Why legacy? They're still current, and WebRTC is fairly recent. The SS7 mess behind PSTN networks is perhaps more legacy.
I've been waiting for Briar to show up for iOS ever since I came across it many years ago.
Is telegram so bad?
Most interesting features of Telegram (everything but secret chats) are not end-to-end encrypted. The server can read them.
Most of them have not heard of
Regarding SimpleX:

> It is like a peer to peer messaging app except that there is a server with a messaging queue in the middle acting as a proxy.

Isn't that the definition of not peer-to-peer? I mean at this point, Signal is peer-to-peer as well (except that there is a server in the middle).

For Session:

> Accounts can only be used on a single device, multi-device support is planned for the future

Can confirm that this is not true. I have multi device set up and it works just fine.

> Files are temporarily stored on a central server (encrypted) until the recipients retrieve them

Not just files, but also your messages. However, it's not as "centralized" as you think. The messages are stored across the Loki network, not just on one centralized server.

> Still new, bugs exists and features may change

Another con I would add is that it is painfully slow. There's often a delay of 10-15 or more seconds between sending a text message and receiving it. Interestingly, media files have about the same "lag". This makes faster conversations difficult, since I would send a message and an older message would backfill in making my message irrelevant. For example, I would receive "I have an idea", send back "what is the idea", but then a few seconds later a message would backfill in and appear before the message I just sent with clarification on the idea.

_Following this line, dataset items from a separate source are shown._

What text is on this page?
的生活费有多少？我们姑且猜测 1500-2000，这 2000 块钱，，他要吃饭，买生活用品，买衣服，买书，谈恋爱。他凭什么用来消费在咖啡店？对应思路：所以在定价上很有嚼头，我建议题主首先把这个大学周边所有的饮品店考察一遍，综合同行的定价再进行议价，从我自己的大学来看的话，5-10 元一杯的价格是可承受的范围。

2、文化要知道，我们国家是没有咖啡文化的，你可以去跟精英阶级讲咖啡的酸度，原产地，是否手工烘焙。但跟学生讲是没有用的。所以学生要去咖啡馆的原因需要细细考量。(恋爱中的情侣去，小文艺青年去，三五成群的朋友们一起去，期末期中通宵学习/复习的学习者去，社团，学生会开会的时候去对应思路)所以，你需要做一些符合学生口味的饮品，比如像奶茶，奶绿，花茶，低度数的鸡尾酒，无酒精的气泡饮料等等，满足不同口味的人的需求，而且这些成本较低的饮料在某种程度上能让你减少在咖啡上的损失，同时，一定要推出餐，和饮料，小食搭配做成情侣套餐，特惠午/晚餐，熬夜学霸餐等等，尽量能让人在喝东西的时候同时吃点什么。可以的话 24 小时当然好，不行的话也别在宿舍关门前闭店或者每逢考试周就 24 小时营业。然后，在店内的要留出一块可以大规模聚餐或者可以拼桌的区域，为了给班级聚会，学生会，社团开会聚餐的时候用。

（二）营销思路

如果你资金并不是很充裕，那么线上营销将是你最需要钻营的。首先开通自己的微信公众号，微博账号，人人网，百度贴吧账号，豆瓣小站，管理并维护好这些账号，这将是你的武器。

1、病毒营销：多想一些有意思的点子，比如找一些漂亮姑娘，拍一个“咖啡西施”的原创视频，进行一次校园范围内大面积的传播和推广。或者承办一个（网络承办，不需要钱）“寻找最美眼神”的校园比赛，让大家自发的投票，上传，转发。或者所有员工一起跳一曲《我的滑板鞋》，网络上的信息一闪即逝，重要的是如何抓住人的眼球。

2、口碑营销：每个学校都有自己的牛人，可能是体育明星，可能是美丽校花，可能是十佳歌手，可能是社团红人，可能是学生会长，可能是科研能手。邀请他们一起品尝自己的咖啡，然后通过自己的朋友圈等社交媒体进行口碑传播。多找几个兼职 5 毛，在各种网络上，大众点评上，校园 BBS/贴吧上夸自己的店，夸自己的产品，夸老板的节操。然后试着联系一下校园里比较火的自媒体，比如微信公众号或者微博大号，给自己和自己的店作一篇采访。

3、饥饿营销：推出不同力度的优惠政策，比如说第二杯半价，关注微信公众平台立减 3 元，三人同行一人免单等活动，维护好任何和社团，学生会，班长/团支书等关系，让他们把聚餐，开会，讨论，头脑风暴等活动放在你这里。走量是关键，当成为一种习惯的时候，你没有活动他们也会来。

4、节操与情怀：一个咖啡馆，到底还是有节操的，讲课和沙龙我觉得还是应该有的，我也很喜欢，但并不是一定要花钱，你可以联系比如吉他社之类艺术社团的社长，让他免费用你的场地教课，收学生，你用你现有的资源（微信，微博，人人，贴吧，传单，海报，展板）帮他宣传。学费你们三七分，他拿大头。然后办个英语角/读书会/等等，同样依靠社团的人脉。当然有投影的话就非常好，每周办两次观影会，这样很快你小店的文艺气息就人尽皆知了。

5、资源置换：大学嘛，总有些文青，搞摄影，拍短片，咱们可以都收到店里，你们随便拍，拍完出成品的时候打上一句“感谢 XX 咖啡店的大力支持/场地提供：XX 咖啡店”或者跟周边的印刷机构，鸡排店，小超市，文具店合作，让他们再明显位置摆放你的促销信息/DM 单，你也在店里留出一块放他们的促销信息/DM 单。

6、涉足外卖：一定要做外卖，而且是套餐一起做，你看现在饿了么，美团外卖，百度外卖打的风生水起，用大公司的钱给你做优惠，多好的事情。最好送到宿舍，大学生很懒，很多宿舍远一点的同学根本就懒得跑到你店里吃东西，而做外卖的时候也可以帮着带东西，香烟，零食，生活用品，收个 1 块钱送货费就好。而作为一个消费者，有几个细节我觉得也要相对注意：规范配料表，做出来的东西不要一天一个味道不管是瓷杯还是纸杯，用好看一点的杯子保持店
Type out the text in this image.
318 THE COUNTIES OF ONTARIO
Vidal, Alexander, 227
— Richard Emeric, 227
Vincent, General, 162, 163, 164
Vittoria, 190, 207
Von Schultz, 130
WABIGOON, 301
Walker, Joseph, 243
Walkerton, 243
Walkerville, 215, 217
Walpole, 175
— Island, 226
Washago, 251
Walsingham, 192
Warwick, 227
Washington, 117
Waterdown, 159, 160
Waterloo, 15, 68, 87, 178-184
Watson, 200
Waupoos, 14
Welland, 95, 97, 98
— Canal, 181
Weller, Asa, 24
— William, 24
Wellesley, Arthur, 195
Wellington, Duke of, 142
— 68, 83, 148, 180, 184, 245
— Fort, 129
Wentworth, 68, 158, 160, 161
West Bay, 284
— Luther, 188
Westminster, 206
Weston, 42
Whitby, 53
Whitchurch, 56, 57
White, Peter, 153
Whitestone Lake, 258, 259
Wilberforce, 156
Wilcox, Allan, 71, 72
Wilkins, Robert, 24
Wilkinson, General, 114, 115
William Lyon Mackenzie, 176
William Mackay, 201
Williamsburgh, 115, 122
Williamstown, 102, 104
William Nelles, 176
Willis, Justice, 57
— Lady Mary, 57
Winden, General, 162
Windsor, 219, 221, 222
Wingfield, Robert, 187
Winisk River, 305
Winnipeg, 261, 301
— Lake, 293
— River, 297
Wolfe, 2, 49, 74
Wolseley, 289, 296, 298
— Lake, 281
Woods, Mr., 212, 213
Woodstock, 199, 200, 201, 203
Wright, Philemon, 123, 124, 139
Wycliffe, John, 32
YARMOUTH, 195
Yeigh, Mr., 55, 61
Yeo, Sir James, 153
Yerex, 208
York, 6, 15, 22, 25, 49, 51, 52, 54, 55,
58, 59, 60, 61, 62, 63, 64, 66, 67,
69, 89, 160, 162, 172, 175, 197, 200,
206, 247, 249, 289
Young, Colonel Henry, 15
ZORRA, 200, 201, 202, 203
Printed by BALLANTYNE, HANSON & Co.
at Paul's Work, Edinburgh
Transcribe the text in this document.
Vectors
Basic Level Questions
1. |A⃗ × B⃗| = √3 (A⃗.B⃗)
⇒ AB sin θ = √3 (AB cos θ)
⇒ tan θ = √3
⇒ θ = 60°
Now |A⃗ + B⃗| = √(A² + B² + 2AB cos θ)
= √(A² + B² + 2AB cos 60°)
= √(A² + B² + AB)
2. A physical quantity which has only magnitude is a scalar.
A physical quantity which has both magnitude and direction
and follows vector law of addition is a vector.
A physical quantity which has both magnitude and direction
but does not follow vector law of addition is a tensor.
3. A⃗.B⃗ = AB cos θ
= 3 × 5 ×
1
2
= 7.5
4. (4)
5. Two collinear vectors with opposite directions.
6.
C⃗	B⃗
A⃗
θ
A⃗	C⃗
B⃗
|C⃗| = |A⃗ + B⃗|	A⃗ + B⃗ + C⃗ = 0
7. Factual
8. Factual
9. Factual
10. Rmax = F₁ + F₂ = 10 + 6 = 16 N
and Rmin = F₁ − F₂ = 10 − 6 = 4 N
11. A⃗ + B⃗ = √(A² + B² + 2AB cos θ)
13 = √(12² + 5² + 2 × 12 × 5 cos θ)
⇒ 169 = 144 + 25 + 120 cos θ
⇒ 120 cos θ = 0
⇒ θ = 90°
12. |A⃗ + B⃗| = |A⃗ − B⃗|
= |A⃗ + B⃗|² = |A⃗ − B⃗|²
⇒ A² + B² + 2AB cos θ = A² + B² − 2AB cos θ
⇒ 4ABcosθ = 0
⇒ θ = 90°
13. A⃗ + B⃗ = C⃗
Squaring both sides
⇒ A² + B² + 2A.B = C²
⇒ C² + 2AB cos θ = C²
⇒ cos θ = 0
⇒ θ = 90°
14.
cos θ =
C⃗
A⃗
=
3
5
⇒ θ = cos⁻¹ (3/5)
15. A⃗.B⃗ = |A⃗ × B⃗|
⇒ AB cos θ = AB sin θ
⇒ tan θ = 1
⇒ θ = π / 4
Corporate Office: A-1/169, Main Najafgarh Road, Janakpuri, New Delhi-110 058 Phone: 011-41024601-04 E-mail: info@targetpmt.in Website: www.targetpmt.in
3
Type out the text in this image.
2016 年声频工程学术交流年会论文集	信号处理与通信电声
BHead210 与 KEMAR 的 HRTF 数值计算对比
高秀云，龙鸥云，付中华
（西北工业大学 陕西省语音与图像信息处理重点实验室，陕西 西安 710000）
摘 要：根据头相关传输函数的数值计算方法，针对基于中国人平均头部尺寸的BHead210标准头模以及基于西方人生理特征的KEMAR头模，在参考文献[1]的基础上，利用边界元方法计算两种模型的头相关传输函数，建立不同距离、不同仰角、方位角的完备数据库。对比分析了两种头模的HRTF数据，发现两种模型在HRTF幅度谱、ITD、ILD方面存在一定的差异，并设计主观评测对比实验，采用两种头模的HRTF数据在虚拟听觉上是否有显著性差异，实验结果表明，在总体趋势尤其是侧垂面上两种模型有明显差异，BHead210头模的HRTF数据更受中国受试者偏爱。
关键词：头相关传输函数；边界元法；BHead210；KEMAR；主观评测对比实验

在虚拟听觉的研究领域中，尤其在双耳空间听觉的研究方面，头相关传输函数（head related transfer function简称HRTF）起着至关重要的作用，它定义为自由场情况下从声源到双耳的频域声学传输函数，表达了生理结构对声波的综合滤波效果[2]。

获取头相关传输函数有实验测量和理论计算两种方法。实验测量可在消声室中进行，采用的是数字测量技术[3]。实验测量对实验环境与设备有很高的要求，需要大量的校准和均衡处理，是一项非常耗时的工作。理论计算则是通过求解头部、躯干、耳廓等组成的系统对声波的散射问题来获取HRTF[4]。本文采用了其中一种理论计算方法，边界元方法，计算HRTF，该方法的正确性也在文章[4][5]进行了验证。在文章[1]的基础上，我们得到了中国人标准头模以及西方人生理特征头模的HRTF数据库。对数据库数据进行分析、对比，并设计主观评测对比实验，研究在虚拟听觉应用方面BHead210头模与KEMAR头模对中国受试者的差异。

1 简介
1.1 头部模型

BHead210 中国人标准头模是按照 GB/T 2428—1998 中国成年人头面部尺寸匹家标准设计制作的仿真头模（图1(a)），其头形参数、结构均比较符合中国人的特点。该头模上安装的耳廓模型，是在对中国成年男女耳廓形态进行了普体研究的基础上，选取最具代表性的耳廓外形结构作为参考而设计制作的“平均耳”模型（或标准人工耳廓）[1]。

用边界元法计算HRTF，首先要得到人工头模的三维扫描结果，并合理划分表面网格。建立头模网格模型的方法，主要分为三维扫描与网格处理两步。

But that being said, I still think Session is one of the best truly-secure messengers out there. It's bug-free enough for daily use, very decentralized, solves the "offline message" issue. The only concern I have left is their weird crypto integration. The nodes in the Loki network are crypto nodes and it requires staking some $LOKI to join the pool. You do get rewarded for participating in some ways, however.

Strange list. Lots of Conversations forks, but not Conversations itself. WTF?

> Quicksy (XMPP) - A fork of Conversations that makes it easy to signup, your phone number is used as your ID. Worth considering? really?

Also, Conversations HAS "Key Change Alerts".